Roasting tests: The roasting setup mainly included a thermogravimetric furnace (HeFei Kejing Materials Technology Co., Ltd., Hefei, China) and a TY-6400 ultraviolet (DOAS) gas analyzer (Wuhan Tianyu Intelligent Control Technology Co., Ltd., Wuhan, China); the technical specifications of the TY-6400 UV (DOAS) gas analyzer are listed in Table 2. The green pellets were dried at 105 °C for 2 h. To avoid SO2 emissions exceeding the analyzer measurement range, approximately 5 g of pellets with a diameter of 10–13 mm were weighed, loaded into a corundum crucible, and placed in the furnace chamber. Before each test, the gas supply device and the gas analyzer were turned on, and air was continuously supplied at 500 mL/min. After 20 min, the furnace was heated from room temperature to the set temperature at a heating rate of 10 °C/min and held for 20 min, followed by cooling to room temperature at 10 °C/min. The SO2 generated during heating and roasting was analyzed in real time by the gas analyzer.
Table 2.
Technical specifications of the TY-6400 UV (DOAS) gas analyzer.
3. Results and Discussion
3.1. Mineralogical Phases of the Raw Material
SEM analysis results of the magnetically separated high-sulfur iron concentrate fines are shown in Figure 1. The phases at points A–F correspond to pyrrhotite, hematite, pyrite, magnetite, periclase, and forsterite, respectively, together with the corresponding point-scan EDS spectra. The SEM micrographs indicate that most phases in the concentrate exist as liberated particles, while a small portion occurs as encapsulated inclusions.
Figure 1.
SEM–EDS microstructural analysis of the high-sulfur iron concentrate.
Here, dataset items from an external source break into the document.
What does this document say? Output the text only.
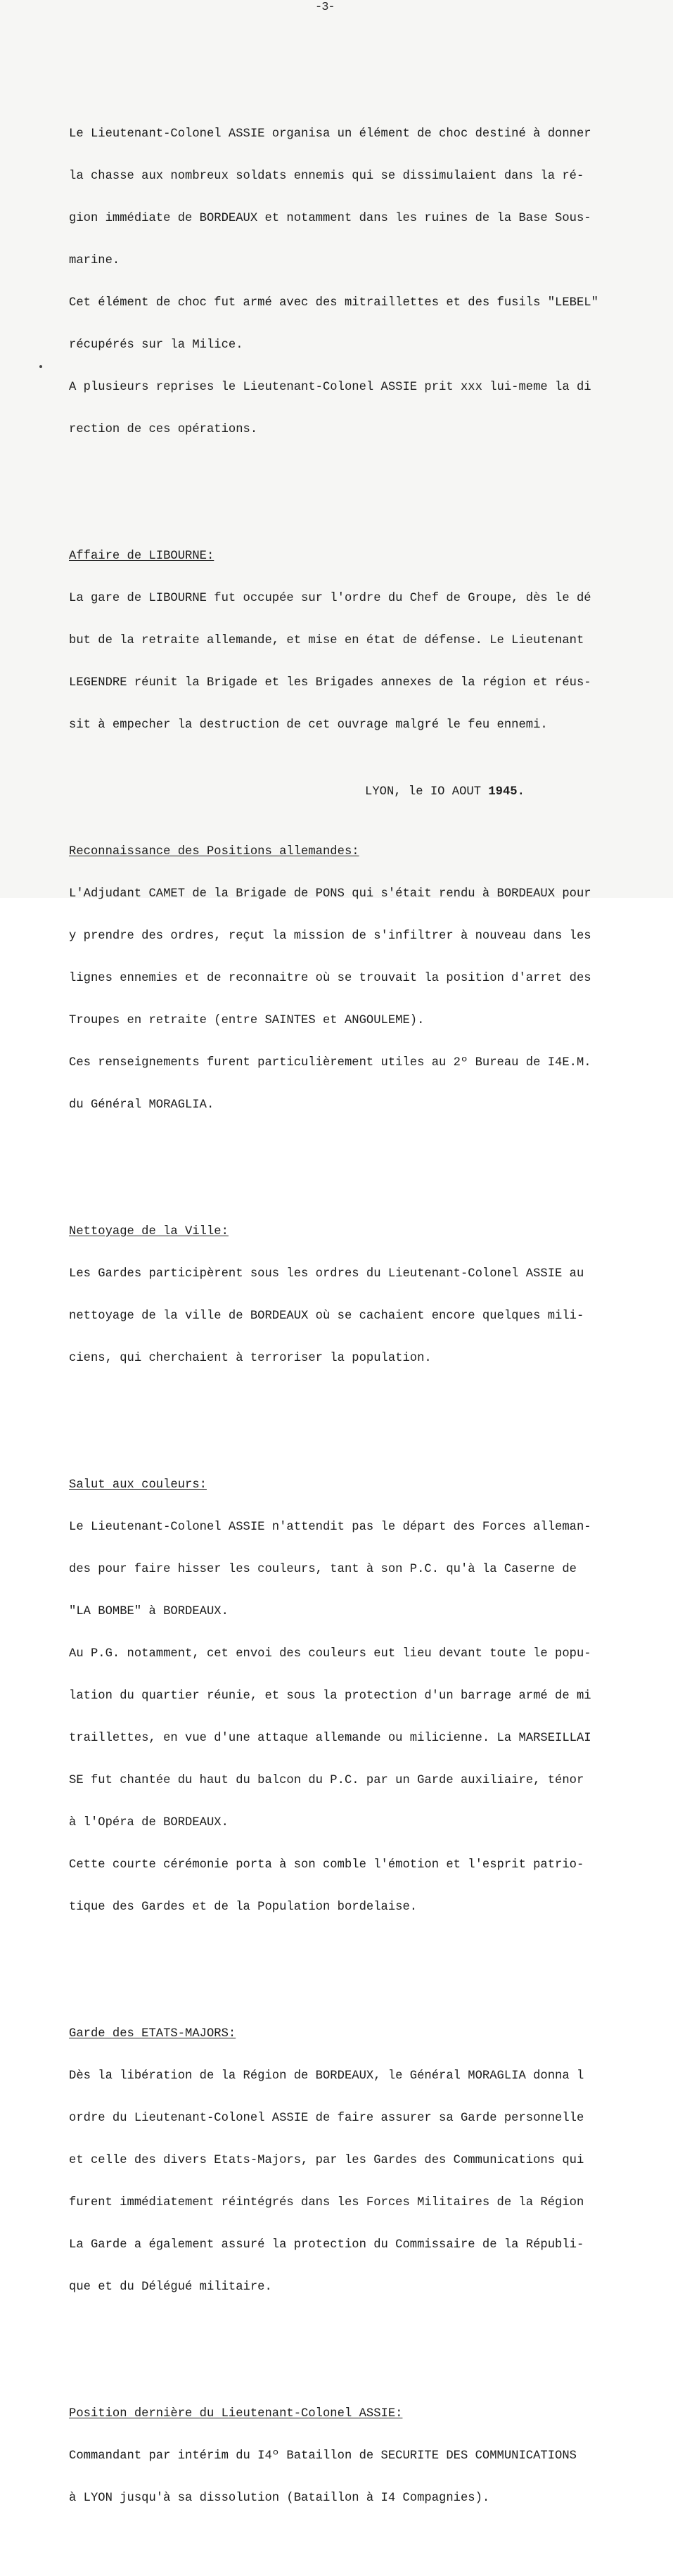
-3-

Le Lieutenant-Colonel ASSIE organisa un élément de choc destiné à donner

la chasse aux nombreux soldats ennemis qui se dissimulaient dans la ré-

gion immédiate de BORDEAUX et notamment dans les ruines de la Base Sous-

marine.

Cet élément de choc fut armé avec des mitraillettes et des fusils "LEBEL"

récupérés sur la Milice.

A plusieurs reprises le Lieutenant-Colonel ASSIE prit xxx lui-meme la di

rection de ces opérations.

Affaire de LIBOURNE:

La gare de LIBOURNE fut occupée sur l'ordre du Chef de Groupe, dès le dé

but de la retraite allemande, et mise en état de défense. Le Lieutenant

LEGENDRE réunit la Brigade et les Brigades annexes de la région et réus-

sit à empecher la destruction de cet ouvrage malgré le feu ennemi.

Reconnaissance des Positions allemandes:

L'Adjudant CAMET de la Brigade de PONS qui s'était rendu à BORDEAUX pour

y prendre des ordres, reçut la mission de s'infiltrer à nouveau dans les

lignes ennemies et de reconnaitre où se trouvait la position d'arret des

Troupes en retraite (entre SAINTES et ANGOULEME).

Ces renseignements furent particulièrement utiles au 2º Bureau de I4E.M.

du Général MORAGLIA.

Nettoyage de la Ville:

Les Gardes participèrent sous les ordres du Lieutenant-Colonel ASSIE au

nettoyage de la ville de BORDEAUX où se cachaient encore quelques mili-

ciens, qui cherchaient à terroriser la population.

Salut aux couleurs:

Le Lieutenant-Colonel ASSIE n'attendit pas le départ des Forces alleman-

des pour faire hisser les couleurs, tant à son P.C. qu'à la Caserne de

"LA BOMBE" à BORDEAUX.

Au P.G. notamment, cet envoi des couleurs eut lieu devant toute le popu-

lation du quartier réunie, et sous la protection d'un barrage armé de mi

traillettes, en vue d'une attaque allemande ou milicienne. La MARSEILLAI

SE fut chantée du haut du balcon du P.C. par un Garde auxiliaire, ténor

à l'Opéra de BORDEAUX.

Cette courte cérémonie porta à son comble l'émotion et l'esprit patrio-

tique des Gardes et de la Population bordelaise.

Garde des ETATS-MAJORS:

Dès la libération de la Région de BORDEAUX, le Général MORAGLIA donna l

ordre du Lieutenant-Colonel ASSIE de faire assurer sa Garde personnelle

et celle des divers Etats-Majors, par les Gardes des Communications qui

furent immédiatement réintégrés dans les Forces Militaires de la Région

La Garde a également assuré la protection du Commissaire de la Républi-

que et du Délégué militaire.

Position dernière du Lieutenant-Colonel ASSIE:

Commandant par intérim du I4º Bataillon de SECURITE DES COMMUNICATIONS

à LYON jusqu'à sa dissolution (Bataillon à I4 Compagnies).

LYON, le IO AOUT 1945.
3.2. Sulfur Migration Behavior During Roasting
The pellet mass change during the entire roasting process at 800 °C, 900 °C, 1000 °C, 1100 °C and 1200 °C is shown in Figure 2a. Temperature intervals I–IV correspond to the temperature ranges of each peak segment during roasting. Under different roasting temperatures, the pellet mass-change trends are basically consistent. In temperature interval I (50–370 °C), the pellet mass first increases and then decreases. In interval II (450–710 °C), the pellet mass also first increases and then decreases, reaching a peak at approximately 580 °C. In this interval, oxidation and sulfation of FeS and FeS2 cause mass gain, while the formed FeSO4 and Fe2(SO4)3 decompose above 580 °C, resulting in mass loss. When the sulfate formation rate becomes lower than the sulfate decomposition rate, a peak appears in the mass curve. In interval III (750–1050 °C), the pellet mass first increases and then decreases, with a peak at approximately 950 °C. In this interval, oxidation of Fe3O4 to Fe2O3 and sulfur-fixation reactions by alkali metal oxides components contribute to mass gain; with further temperature increase, partial decomposition of alkali metal oxides sulfates leads to mass loss.
Figure 2.
Pellet mass change and SO2 emission concentration curves during roasting at different set temperatures. (a) Pellet mass change; (b) SO2 emission concentration curves.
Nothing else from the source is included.